Because you can’t count on everyone — or anyone — to be in the city during the summer, a whole lot has to happen before school lets out.

“One of my kids has 12 birthday parties between now and the middle of June,” a mother of three boys said. “All the kids that are born in May, June, July, and August are having their parties before school gets out. All 12 of them need gifts, and some are at Chelsea Piers and some are at Asphalt Green. Some are in the middle of the park, and some have rain dates. Can’t they just all have one big party together?” she asked.

It’s not just the junior set that has to celebrate before the mass exodus.

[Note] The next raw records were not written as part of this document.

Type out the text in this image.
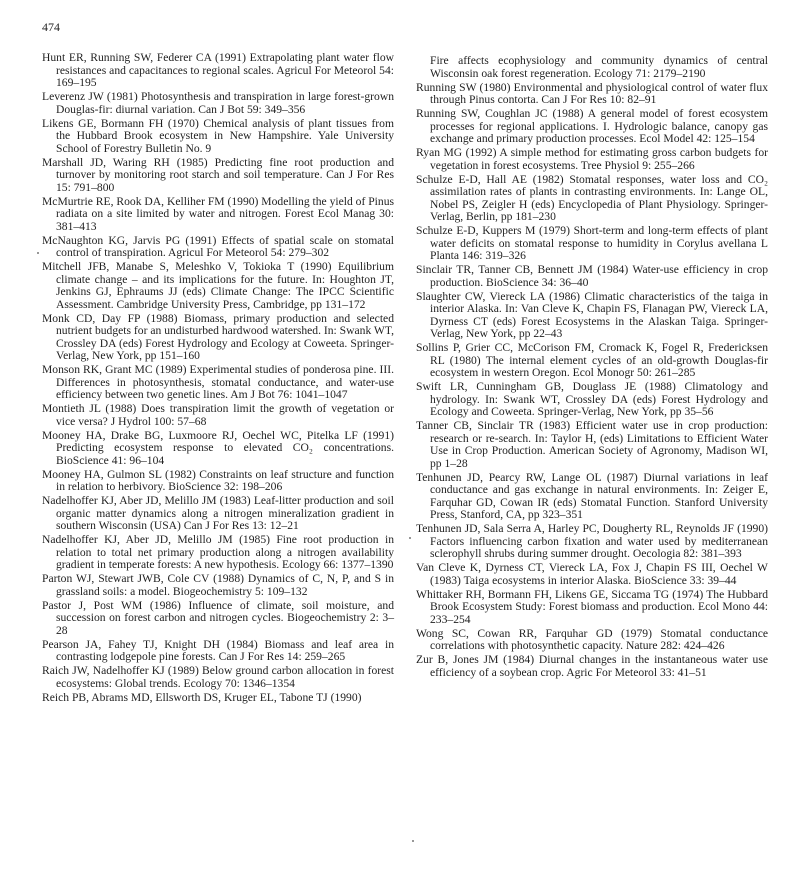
474

Hunt ER, Running SW, Federer CA (1991) Extrapolating plant water flow resistances and capacitances to regional scales. Agricul For Meteorol 54: 169–195

Leverenz JW (1981) Photosynthesis and transpiration in large forest-grown Douglas-fir: diurnal variation. Can J Bot 59: 349–356

Likens GE, Bormann FH (1970) Chemical analysis of plant tissues from the Hubbard Brook ecosystem in New Hampshire. Yale University School of Forestry Bulletin No. 9

Marshall JD, Waring RH (1985) Predicting fine root production and turnover by monitoring root starch and soil temperature. Can J For Res 15: 791–800

McMurtrie RE, Rook DA, Kelliher FM (1990) Modelling the yield of Pinus radiata on a site limited by water and nitrogen. Forest Ecol Manag 30: 381–413

McNaughton KG, Jarvis PG (1991) Effects of spatial scale on stomatal control of transpiration. Agricul For Meteorol 54: 279–302

Mitchell JFB, Manabe S, Meleshko V, Tokioka T (1990) Equilibrium climate change – and its implications for the future. In: Houghton JT, Jenkins GJ, Ephraums JJ (eds) Climate Change: The IPCC Scientific Assessment. Cambridge University Press, Cambridge, pp 131–172

Monk CD, Day FP (1988) Biomass, primary production and selected nutrient budgets for an undisturbed hardwood watershed. In: Swank WT, Crossley DA (eds) Forest Hydrology and Ecology at Coweeta. Springer-Verlag, New York, pp 151–160

Monson RK, Grant MC (1989) Experimental studies of ponderosa pine. III. Differences in photosynthesis, stomatal conductance, and water-use efficiency between two genetic lines. Am J Bot 76: 1041–1047

Montieth JL (1988) Does transpiration limit the growth of vegetation or vice versa? J Hydrol 100: 57–68

Mooney HA, Drake BG, Luxmoore RJ, Oechel WC, Pitelka LF (1991) Predicting ecosystem response to elevated CO₂ concentrations. BioScience 41: 96–104

Mooney HA, Gulmon SL (1982) Constraints on leaf structure and function in relation to herbivory. BioScience 32: 198–206

Nadelhoffer KJ, Aber JD, Melillo JM (1983) Leaf-litter production and soil organic matter dynamics along a nitrogen mineralization gradient in southern Wisconsin (USA) Can J For Res 13: 12–21

Nadelhoffer KJ, Aber JD, Melillo JM (1985) Fine root production in relation to total net primary production along a nitrogen availability gradient in temperate forests: A new hypothesis. Ecology 66: 1377–1390

Parton WJ, Stewart JWB, Cole CV (1988) Dynamics of C, N, P, and S in grassland soils: a model. Biogeochemistry 5: 109–132

Pastor J, Post WM (1986) Influence of climate, soil moisture, and succession on forest carbon and nitrogen cycles. Biogeochemistry 2: 3–28

Pearson JA, Fahey TJ, Knight DH (1984) Biomass and leaf area in contrasting lodgepole pine forests. Can J For Res 14: 259–265

Raich JW, Nadelhoffer KJ (1989) Below ground carbon allocation in forest ecosystems: Global trends. Ecology 70: 1346–1354

Reich PB, Abrams MD, Ellsworth DS, Kruger EL, Tabone TJ (1990)

Fire affects ecophysiology and community dynamics of central Wisconsin oak forest regeneration. Ecology 71: 2179–2190

Running SW (1980) Environmental and physiological control of water flux through Pinus contorta. Can J For Res 10: 82–91

Running SW, Coughlan JC (1988) A general model of forest ecosystem processes for regional applications. I. Hydrologic balance, canopy gas exchange and primary production processes. Ecol Model 42: 125–154

Ryan MG (1992) A simple method for estimating gross carbon budgets for vegetation in forest ecosystems. Tree Physiol 9: 255–266

Schulze E-D, Hall AE (1982) Stomatal responses, water loss and CO₂ assimilation rates of plants in contrasting environments. In: Lange OL, Nobel PS, Zeigler H (eds) Encyclopedia of Plant Physiology. Springer-Verlag, Berlin, pp 181–230

Schulze E-D, Kuppers M (1979) Short-term and long-term effects of plant water deficits on stomatal response to humidity in Corylus avellana L Planta 146: 319–326

Sinclair TR, Tanner CB, Bennett JM (1984) Water-use efficiency in crop production. BioScience 34: 36–40

Slaughter CW, Viereck LA (1986) Climatic characteristics of the taiga in interior Alaska. In: Van Cleve K, Chapin FS, Flanagan PW, Viereck LA, Dyrness CT (eds) Forest Ecosystems in the Alaskan Taiga. Springer-Verlag, New York, pp 22–43

Sollins P, Grier CC, McCorison FM, Cromack K, Fogel R, Fredericksen RL (1980) The internal element cycles of an old-growth Douglas-fir ecosystem in western Oregon. Ecol Monogr 50: 261–285

Swift LR, Cunningham GB, Douglass JE (1988) Climatology and hydrology. In: Swank WT, Crossley DA (eds) Forest Hydrology and Ecology and Coweeta. Springer-Verlag, New York, pp 35–56

Tanner CB, Sinclair TR (1983) Efficient water use in crop production: research or re-search. In: Taylor H, (eds) Limitations to Efficient Water Use in Crop Production. American Society of Agronomy, Madison WI, pp 1–28

Tenhunen JD, Pearcy RW, Lange OL (1987) Diurnal variations in leaf conductance and gas exchange in natural environments. In: Zeiger E, Farquhar GD, Cowan IR (eds) Stomatal Function. Stanford University Press, Stanford, CA, pp 323–351

Tenhunen JD, Sala Serra A, Harley PC, Dougherty RL, Reynolds JF (1990) Factors influencing carbon fixation and water used by mediterranean sclerophyll shrubs during summer drought. Oecologia 82: 381–393

Van Cleve K, Dyrness CT, Viereck LA, Fox J, Chapin FS III, Oechel W (1983) Taiga ecosystems in interior Alaska. BioScience 33: 39–44

Whittaker RH, Bormann FH, Likens GE, Siccama TG (1974) The Hubbard Brook Ecosystem Study: Forest biomass and production. Ecol Mono 44: 233–254

Wong SC, Cowan RR, Farquhar GD (1979) Stomatal conductance correlations with photosynthetic capacity. Nature 282: 424–426

Zur B, Jones JM (1984) Diurnal changes in the instantaneous water use efficiency of a soybean crop. Agric For Meteorol 33: 41–51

“There are so many cocktail parties and benefits in the next few weeks, I don’t know if I have enough energy to survive,” a dermatologist and mother of three said. “I know New York has a particular rhythm and that it heats up in May and June, but I’m just so tired at six o’clock I want to collapse. Instead, I have to get dressed up and go to some shindig.”

Another woman who wants a wife said that properly thanking her children’s teachers is going to take far more time than she would like. “At my daughter’s nursery school, the parents are discouraged from buying individual teacher’s gifts in December, but are free to do so in June,” she said. “And on top of getting a cute gift for each teacher, many parents write lengthy letters to the teachers, and have their children draw some little doodle. There are three or four teachers per child. I have three children. I have a job. I would also like to have a life,” she groaned.

One mother of three, a writer, said that some class parents are organizing books to be presented to the teachers. “These aren’t normal books,” she growled. “These are books filled with our children’s deep appreciation for their teachers. The only thing my child appreciates right now is that there are 8 more days of school, okay? So guess who’ll be drawing a little picture and then forcing her kids to write something on the paper? You got the idea,” she said.

Even in the dead of January it’s hard to return the calls, the e-mails, the bills, the forms, the birthday gifts, and the RSVPs on time, all while getting some form of dinner on the table, picking up the gang from school, and getting the job done well enough.

But the end of May and the first half of June are like the last stretch of a grueling race. The finish line is in sight, but getting there will be exhausting — especially without another wife.